|April 27, 2007
From: Laura Harris, Director of Media Relations
(318) 342-5447, firstname.lastname@example.org
ULM snags nine BOR grants
The Louisiana Board of Regents recently recommended funding for nine innovative projects by professors at the University of Louisiana at Monroe.
Under the BOR's Research Competitiveness Subprogram, the following two proposals were funded:
- Loren Hayes, biology, received $80,634 for his project, "Ecological Causes and Fitness Consequences of Group Living.” In 2007 and 2008, Hayes and ULM students will collect fitness data from group-living degus (rodents), resulting in four years of fitness estimates for the population. During the spring 2008 and 2009, a ULM M.S. student will conduct molecular genetics analyses with Eileen Lacey of UC-Berkeley to determine the maternity of all tissue samples collected during this study. The proposed studies will result in high-impact publications, wrote Hayes.
- Ralph Zehnder, chemistry, was awarded $64,768 for his project, "Synthesis and Characterization of Lanthanide Actinide Hydroxy Mixed-Ligand Complexes: Potential Matrices for Nuclear Waste Isolation.” According to Zehnder’s grant proposal, “This research is of considerable national importance because it address fundamental science and a potential solution to one of the world’s most pressing and as yet unsolved problems safe isolation and storage of highly radioactive nuclear waste.”
Under BOR's Traditional Enhancement Program, the following proposals were funded:
- Joe Pankey and Naveen Musunuru, both of agriculture, received $49,815 for their project, "Enhancement of Agricultural Lecture and Laboratory Classes at the University of Louisiana at Monroe.” This grant will fund equipment that will improve the soils laboratory and introduce ULM students to precision agriculture and applied research. The web-based program, which will be used to implement this proposal, will allow students to track all records, such as pesticide applications, in addition to all costs associated with the row crop unit at the Johnson Farm.
- Rob Howard, geosciences, received $86,111 for his project, "Laboratory for Instrumentation Visualization (LIVE) and ULM Hurricane Evaluation at Landfall Project for Science (ULM HELPS).” The new equipment will modernize the meteorological instruments laboratory by adding dataloggers and electronic equipment now commonly used in the atmospheric sciences. The instruments will allow ULM students to measure temperature, humidity, pressure, wind speed and direction, precipitation, and solar and infrared radiation.

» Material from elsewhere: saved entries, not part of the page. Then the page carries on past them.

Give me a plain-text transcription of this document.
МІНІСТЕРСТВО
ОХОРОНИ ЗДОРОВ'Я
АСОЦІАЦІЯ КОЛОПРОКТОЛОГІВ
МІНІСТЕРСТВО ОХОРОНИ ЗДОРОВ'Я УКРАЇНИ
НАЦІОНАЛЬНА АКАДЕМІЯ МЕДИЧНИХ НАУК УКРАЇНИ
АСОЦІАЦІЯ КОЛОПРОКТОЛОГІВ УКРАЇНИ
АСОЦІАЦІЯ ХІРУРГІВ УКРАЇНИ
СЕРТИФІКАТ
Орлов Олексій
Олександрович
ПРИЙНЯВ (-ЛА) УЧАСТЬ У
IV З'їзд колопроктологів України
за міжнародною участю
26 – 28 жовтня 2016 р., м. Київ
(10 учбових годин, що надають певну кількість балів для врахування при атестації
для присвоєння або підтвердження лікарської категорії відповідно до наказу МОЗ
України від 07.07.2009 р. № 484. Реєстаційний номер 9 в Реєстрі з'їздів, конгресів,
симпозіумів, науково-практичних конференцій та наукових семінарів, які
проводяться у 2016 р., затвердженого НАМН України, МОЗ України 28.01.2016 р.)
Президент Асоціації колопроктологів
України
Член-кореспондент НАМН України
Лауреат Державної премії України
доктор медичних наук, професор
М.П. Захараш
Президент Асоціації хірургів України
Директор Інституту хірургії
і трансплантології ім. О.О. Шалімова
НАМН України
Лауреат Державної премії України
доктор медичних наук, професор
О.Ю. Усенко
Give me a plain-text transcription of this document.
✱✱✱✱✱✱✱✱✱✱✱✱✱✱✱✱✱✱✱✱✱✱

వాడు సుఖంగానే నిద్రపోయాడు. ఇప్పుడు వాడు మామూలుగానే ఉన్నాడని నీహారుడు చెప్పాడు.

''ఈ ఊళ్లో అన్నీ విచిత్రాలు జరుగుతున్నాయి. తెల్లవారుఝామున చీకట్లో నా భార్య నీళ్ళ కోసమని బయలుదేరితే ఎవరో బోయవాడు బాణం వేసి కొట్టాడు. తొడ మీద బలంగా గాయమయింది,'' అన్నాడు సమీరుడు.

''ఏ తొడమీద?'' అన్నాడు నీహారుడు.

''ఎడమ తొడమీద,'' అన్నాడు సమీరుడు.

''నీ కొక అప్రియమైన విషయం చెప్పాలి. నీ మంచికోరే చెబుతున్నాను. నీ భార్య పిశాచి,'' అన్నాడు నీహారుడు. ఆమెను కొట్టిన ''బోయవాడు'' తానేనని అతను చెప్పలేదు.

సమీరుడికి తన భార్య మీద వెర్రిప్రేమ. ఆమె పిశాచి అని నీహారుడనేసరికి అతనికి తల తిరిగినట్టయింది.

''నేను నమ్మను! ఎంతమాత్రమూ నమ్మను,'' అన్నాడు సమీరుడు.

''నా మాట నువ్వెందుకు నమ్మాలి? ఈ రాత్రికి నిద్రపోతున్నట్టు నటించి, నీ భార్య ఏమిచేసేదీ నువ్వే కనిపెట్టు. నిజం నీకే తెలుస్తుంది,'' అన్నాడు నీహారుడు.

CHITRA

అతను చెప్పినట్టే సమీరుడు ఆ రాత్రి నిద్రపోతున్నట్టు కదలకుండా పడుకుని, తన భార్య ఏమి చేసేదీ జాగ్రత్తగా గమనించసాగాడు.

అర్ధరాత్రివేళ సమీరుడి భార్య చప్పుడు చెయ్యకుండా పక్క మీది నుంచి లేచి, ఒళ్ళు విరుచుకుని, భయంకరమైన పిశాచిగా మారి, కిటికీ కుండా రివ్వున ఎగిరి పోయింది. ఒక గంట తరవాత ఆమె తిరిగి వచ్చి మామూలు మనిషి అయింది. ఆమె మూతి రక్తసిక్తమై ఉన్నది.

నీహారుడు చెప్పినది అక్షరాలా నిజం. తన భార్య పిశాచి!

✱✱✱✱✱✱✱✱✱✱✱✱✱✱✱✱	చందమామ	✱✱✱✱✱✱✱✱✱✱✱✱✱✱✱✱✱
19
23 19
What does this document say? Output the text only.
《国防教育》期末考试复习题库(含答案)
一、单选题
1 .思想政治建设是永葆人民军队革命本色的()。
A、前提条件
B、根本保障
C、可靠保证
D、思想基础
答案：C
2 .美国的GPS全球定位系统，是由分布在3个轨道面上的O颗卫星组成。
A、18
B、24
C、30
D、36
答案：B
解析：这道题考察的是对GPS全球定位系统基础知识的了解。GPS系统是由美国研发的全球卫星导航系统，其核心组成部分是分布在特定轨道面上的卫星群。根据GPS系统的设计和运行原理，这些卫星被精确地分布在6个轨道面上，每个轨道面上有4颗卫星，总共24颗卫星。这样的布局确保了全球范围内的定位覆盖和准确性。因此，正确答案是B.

- Donna Glaze, Jan Shows and Rayne Lowder, all from the School of Nursing, received $40,000 for their project, "A Clinical Simulation Center for the School of Nursing.” According to the grant proposal, the Clinical Simulation Center, which provides authentic interactive equipment in a realistic and controlled environment, will promote patient safety, and it will give students valuable practice. Also according to the proposal, “This imaginative project will encompass and enrich the community by allowing for opportunities in health facilities, community agencies, elementary schools and high schools that would otherwise not be available.”
COLLEGE OF PHARMACY
- Sami Nazzal, Karen Briski, Khalid El-Sayed and Ronald Hill, all of basic pharmaceutical sciences, received $81,619 to purchase a Raman spectrometer and a reaction Raman probe. Their project is entitled, “Dispersive Raman Spectrometer for the Enhancement of Pharmaceutical Sciences at ULM.”
- Sami Nazzal, basic pharmaceutical sciences, received $34,380 to purchase a new laser diffraction particle size analyzer, which will help establish competitive research programs and productive regional and national collaborations, according to the proposal. His project is entitled, "A Laser Diffraction Particle Size Analyzer for the Enhancement of Pharmaceutical Research and Education at ULM.”
- Khalid El-Sayed, Seetharama Jois and Ronald Hill, all of basic pharmaceutical sciences, received $63,730 for their project, "CapNMR Flow Microprobe Enhancement of ULM College of Pharmacy NMR Spectrometer.” The BOR invested $94,316 in 1995 and $59,000 in 2002 to purchase and then upgrade the current ULM JEOL Eclipse 400 MHz NMR spectrometer. ULM matched this investment by $121,666 in 1995 and $30,000 in 2002. The CapNMR probe represents a 21st-century technology upgrade that amplifies the previous BOR and ULM investments in this spectrometer.
- Roy Parish, clinical and administrative sciences, was awarded $36,000 for his project, "Completion of the State-of-the-Art Clinical Pharmacy Research Laboratory.” The grant will fund the purchase of a new capillary electrophoresis unit for the lab at the ULM College of Pharmacy satellite campus in Shreveport. The new unit will enable the laboratory to conduct a wide variety of investigation of the biochemical basis of disease and the rates and processes of drug metabolism and elimination.